Karten: »Topographischer Atlas [* 17] des Königreichs Württemberg« (1:50,000, 55 Bl.; neue Aufl. 1879 ff.);
derselbe auch geognostisch (1865 ff.);
v. Morlok, Topographische Karte (1: 25,000), seit 1878).
Geschichte.
Die älteste germanische Bevölkerung [* 18] des jetzigen Königreichs Württemberg bildeten die Sueven. Im 1. Jahrh. n. Chr. eroberten die Römer [* 19] das Land und schützten es durch Anlegung eines Grenzwalles (Pfahlgraben) an der Ostgrenze gegen feindliche Angriffe; das römische Gebiet, Zehntland (Agri decumates, s. d.) genannt, wurde zwar mit germanischen Ansiedlern besetzt, aber der römischen Kultur eröffnet. Im 3. Jahrh. wurde es von den Alemannen erobert, kam nach deren Unterwerfung durch die Franken (496) zum fränkischen Reich und gehörte dann zu dem im 9. Jahrh. sich bildenden deutschen Herzogtum Schwaben.
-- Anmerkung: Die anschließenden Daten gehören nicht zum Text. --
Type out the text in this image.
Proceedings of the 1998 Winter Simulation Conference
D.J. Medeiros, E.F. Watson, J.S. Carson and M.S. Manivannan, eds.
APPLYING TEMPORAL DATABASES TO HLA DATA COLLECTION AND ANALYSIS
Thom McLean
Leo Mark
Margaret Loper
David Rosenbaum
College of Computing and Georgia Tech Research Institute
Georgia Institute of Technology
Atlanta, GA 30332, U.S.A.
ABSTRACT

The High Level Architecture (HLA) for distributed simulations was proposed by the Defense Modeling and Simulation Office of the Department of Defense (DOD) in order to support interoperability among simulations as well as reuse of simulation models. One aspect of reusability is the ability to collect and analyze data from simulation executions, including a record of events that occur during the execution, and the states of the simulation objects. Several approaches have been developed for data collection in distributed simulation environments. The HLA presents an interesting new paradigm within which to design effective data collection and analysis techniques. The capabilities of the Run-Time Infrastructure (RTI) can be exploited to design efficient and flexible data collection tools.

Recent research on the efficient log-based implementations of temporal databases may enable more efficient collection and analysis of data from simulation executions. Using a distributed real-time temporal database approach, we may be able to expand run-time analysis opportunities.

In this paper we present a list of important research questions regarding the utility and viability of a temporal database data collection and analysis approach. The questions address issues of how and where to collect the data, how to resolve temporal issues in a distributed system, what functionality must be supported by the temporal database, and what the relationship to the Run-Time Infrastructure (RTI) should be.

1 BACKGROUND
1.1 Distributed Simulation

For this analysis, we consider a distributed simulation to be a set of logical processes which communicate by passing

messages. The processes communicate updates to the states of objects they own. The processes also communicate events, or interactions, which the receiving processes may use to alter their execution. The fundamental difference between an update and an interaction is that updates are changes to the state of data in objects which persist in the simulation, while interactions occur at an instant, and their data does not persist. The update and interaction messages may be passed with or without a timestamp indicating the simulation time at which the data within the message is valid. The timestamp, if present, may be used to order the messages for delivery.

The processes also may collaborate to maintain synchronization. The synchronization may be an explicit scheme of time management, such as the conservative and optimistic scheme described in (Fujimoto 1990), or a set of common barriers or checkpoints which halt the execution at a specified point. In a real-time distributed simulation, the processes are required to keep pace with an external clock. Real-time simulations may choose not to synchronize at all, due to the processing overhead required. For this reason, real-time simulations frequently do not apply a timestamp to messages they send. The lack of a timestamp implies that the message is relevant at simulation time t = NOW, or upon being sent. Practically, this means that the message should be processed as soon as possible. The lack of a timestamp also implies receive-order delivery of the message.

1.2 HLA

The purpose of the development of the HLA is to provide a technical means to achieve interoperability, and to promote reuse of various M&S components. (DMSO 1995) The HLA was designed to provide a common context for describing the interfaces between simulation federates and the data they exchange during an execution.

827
Der erste Herr von Württemberg (Wirtineberg, einem Schloß bei Stuttgart) wird 1092 genannt. Das Geschlecht erlangte von den Staufern reiche Besitzungen und die Grafenwürde. Graf Ulrich (1241-65), mit dem die historisch sichere Reihe der Grafen von Württemberg beginnt, erwarb von Konradin das Marschallamt in Schwaben und die Vogtei über die Stadt Ulm und hatte als guter Wirtschafter immer Geld bereit, um in der Zeit des Interregnums neue Güter, so die Grafschaft Urach, zu erwerben. Ihm folgten seine Söhne Ulrich II. und Eberhard I., der Erlauchte, von denen ersterer schon 1279 starb, letzterer seinen Besitz gegen die Könige Rudolf von Habsburg und Albrecht I. zu verteidigen hatte, welche die Reichsgüter zurückforderten.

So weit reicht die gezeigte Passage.